Mulu wurde hier erstmals bewusst, dass es sich bei ihren eigenen Verletzungen um eine Geburtsfistel handelte. Sie ging zum Krankenhaus in Mekele und wurde entsprechend behandelt. Während ihres Aufenthalts im Zentrum in Mekele hatte sie mit großen persönlichen und finanziellen Problemen zu kämpfen. Dank der Spenden aus dem Ausland konnte sie dennoch nach der Behandlung ihre schulische Ausbildung mit der Hochschulreife abschließen.

Nun ist sie Studentin am Hebammenkolleg, wo all ihre Ausbildungskosten von Hamlin Fistula getragen werden. Das Hebammenkolleg dankt an dieser Stelle allen Spendern und Unterstützern von Hamlin Fistula, die diese Hilfe für Mulu und andere Frauen ermöglichen Mulu selbst sagt: Ich bin jetzt ein glücklicher Mensch.
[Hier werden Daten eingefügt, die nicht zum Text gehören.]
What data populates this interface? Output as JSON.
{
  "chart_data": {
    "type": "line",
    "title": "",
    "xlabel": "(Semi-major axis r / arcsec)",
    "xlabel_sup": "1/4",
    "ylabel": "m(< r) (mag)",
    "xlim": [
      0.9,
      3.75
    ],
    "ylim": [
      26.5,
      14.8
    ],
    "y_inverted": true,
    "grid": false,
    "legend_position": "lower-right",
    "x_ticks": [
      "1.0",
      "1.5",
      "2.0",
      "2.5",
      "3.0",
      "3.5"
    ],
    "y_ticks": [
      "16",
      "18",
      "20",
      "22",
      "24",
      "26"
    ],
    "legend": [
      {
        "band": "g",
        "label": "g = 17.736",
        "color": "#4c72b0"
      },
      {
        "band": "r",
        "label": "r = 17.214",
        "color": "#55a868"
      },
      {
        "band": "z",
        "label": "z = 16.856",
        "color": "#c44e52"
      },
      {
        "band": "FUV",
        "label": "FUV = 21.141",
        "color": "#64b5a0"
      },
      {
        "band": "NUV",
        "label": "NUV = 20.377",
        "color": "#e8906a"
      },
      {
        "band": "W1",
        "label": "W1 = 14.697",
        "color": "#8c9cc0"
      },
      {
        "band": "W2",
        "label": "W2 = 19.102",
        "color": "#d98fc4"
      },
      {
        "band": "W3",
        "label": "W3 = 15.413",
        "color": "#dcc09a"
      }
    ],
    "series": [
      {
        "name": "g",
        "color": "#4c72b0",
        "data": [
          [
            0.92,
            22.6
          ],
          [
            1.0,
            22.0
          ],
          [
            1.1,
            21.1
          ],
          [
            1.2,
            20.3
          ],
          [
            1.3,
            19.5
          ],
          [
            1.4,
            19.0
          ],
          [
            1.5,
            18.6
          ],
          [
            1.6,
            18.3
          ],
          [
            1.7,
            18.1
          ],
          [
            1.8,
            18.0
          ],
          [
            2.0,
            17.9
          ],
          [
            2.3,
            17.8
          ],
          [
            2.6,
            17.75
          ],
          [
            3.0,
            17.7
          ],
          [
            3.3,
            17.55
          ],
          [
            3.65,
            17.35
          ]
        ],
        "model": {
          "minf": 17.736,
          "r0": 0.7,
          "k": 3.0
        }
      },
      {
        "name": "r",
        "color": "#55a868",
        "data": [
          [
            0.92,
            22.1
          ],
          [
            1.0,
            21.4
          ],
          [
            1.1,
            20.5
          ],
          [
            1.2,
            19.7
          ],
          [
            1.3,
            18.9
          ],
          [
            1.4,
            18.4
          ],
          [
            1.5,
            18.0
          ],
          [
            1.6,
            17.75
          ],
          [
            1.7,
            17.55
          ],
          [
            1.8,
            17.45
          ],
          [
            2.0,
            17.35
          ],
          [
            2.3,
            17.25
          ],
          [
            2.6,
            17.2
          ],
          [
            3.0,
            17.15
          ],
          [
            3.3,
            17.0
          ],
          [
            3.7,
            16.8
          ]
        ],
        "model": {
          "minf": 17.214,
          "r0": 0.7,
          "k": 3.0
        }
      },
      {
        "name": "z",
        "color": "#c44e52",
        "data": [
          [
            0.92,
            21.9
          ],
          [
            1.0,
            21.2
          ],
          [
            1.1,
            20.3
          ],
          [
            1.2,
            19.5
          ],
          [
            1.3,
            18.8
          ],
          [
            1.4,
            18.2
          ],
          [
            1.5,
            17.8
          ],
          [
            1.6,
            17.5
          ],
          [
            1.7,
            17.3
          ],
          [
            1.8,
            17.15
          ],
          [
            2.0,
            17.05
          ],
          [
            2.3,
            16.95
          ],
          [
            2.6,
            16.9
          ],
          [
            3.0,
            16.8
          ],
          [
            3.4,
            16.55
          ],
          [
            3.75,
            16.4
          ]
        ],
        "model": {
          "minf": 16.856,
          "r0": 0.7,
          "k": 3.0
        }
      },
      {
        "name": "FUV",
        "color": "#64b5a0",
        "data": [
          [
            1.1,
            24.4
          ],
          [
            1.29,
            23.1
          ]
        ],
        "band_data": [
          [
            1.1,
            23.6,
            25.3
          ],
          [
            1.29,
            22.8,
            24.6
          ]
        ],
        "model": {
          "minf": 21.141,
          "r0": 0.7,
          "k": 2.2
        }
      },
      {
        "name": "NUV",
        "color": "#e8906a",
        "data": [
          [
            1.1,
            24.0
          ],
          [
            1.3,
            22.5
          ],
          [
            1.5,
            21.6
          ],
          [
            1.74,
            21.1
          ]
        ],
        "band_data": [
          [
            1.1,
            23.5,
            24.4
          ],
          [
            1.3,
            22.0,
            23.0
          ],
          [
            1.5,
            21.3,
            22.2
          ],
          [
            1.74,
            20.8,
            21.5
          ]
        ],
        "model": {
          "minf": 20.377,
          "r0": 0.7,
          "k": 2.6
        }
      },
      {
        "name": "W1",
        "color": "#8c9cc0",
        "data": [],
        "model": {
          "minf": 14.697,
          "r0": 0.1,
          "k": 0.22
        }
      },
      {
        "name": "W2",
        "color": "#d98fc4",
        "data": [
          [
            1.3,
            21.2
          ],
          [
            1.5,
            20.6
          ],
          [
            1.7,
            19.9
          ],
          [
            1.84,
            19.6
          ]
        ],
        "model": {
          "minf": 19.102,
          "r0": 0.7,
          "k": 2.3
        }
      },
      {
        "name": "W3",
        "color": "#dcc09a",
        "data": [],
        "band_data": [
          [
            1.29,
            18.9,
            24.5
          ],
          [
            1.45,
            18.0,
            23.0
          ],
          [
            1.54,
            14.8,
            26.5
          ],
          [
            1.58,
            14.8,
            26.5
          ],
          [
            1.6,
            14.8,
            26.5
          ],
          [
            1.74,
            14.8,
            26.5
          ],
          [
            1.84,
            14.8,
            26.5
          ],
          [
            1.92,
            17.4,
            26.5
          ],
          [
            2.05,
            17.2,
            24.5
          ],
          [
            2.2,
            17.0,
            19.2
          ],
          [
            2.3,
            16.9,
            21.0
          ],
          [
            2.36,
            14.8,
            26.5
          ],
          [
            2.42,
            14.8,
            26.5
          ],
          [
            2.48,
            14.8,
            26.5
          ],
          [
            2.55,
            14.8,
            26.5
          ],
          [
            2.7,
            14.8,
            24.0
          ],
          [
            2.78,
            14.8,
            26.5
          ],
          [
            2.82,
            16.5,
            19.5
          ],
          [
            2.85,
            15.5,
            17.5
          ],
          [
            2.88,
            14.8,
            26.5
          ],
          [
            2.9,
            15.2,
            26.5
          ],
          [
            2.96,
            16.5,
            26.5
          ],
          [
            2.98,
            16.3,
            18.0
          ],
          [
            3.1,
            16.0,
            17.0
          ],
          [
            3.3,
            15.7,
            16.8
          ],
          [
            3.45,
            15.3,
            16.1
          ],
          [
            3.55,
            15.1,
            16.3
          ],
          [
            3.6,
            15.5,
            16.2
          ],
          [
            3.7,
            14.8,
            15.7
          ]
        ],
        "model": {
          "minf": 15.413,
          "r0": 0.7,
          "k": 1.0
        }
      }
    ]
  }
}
Ich danke Hamlin Fistula Äthiopien von Herzen für die Möglichkeit, geheilt zu werden und darüber hinaus die Ausbildung als Hebamme erhalten zu können, und somit selbst ein Teil der Organisation zu werden. Selbst Teil der Vision zu sein, macht mich sehr stolz und ich bin sehr dankbar für die Übernahme der Kosten meiner Ausbildung durch die Organisation.

Es ist mir wichtig, dass ich zur Präventionsarbeit aktiv beitragen kann – denn ich kenne die Krankheit und ihre Ursachen. Genau deshalb will ich auch selbst auf diesem Gebiet arbeiten. Ich bin sehr beeindruckt vom Ausbildungsplan und den Dozenten. Ich bin mir sicher, dass ich nach den vier Jahren Ausbildung die notwendigen Kenntnisse und Fertigkeiten haben werde, um der ländlichen Gemeinschaft, aus der ich komme, von ganzem Herzen und mit vollem Einsatz zu dienen.